Wege durch die Spiegel (Mirko Bonné)

Wenn es flattert und flügelt in meinem Garten, weiß ich, hier bin ich richtig. Aufgewachen mit einem Schuppen voller Honigbienen am Haus meiner Großeltern, die später mein Vater erbte und pflegte, versuche ich heute zu pflanzen was ihnen schmeckt. Ein Büfett für sie und ihre schwergewichtigen Verwandten, die Hummeln einzudecken.

Die Bank vor unserem großen Schmetterlingsflieder ist mein Lieblingsplatz im Sommer. Meist beginnt er zu blühen, wenn wenn ich den Lavendel zum ersten Mal zurückschneiden muss und wenn ich dort meinen Tag beginnen und frühstücken kann, will ich meist gar nicht erst wieder aufstehen. Außer, wenn SIE eine Attacke auf mein Brötchen fliegen: Wespen. Nicht schlagen, höre ich dann meinen Papa noch immer rufen, das macht sie nur aggressiv und Zack. Hatten sie mich gestochen. Heftige allergische Reaktion und schmerzhafte Schwellung gab’s obendrauf, was dazu beitrug, dass ich für diese geflügelten Besucher keine Sympathien habe.

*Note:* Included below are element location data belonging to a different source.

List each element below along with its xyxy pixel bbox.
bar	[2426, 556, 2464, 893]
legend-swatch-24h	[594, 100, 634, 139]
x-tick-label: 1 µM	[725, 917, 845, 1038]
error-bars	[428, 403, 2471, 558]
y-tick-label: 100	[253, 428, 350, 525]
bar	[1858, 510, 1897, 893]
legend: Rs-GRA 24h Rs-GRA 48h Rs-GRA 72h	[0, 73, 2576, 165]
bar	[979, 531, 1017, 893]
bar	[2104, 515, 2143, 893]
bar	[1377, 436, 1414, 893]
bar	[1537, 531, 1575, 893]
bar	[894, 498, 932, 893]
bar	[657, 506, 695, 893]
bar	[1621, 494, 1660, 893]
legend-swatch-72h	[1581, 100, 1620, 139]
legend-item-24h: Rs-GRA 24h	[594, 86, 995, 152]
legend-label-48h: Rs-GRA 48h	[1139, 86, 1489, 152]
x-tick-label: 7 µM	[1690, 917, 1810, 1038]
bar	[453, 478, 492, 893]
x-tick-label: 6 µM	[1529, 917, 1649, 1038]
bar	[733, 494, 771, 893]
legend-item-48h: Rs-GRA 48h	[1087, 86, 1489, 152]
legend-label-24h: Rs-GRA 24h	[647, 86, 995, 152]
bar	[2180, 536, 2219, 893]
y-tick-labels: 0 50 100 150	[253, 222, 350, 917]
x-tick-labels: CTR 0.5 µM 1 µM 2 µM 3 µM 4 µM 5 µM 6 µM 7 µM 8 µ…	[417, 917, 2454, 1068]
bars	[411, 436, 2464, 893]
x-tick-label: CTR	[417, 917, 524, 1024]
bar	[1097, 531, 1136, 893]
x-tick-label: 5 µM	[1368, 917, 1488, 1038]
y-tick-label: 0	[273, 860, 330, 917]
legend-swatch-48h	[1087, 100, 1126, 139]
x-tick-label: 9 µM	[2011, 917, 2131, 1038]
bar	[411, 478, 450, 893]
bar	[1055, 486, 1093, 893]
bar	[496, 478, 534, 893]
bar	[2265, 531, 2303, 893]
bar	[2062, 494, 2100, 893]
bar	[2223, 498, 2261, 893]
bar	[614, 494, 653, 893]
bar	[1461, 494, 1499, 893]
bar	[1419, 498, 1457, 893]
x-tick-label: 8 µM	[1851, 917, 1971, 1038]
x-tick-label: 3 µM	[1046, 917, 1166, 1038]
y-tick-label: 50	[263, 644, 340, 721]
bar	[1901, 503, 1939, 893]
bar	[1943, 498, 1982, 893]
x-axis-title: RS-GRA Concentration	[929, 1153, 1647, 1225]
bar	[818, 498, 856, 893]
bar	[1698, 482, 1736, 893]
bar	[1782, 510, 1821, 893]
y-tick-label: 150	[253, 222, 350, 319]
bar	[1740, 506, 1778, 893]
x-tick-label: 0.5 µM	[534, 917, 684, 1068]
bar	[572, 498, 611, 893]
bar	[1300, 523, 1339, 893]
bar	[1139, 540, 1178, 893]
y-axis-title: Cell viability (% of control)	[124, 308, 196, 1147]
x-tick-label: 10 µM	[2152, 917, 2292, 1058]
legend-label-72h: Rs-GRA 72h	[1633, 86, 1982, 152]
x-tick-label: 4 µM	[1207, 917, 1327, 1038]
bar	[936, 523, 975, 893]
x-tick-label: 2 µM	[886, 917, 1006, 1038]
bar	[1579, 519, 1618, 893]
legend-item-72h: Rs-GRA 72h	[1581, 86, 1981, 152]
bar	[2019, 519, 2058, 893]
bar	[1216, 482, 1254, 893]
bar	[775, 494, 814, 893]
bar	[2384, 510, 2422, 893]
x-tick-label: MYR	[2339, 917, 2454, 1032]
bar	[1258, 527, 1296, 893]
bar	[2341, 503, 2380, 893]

Warum also, greife ich nach einem Gedichtband, auf dem ausgerechnet eine Wespe spazieren geht? Was ist das mit mir und den Wespen? Mirko Bonné kann es benennen. Bringt es auf den Punkt. Das mit mir und meiner Angst vor einem Stich.

Er nennt sie fliegendes Feuer, gestreifter Unmut und brummendes Zyankali. Auch wenn die Natur sie als Allesfresser clever eingesetzt haben mag, dass sie ihren Stachel als Waffe gegen Warmblütler mehrfach einsetzen können, ist es das, was so sie angriffslustig macht? So aggressiv? So ganz anders als bei der Biene oder Hummel?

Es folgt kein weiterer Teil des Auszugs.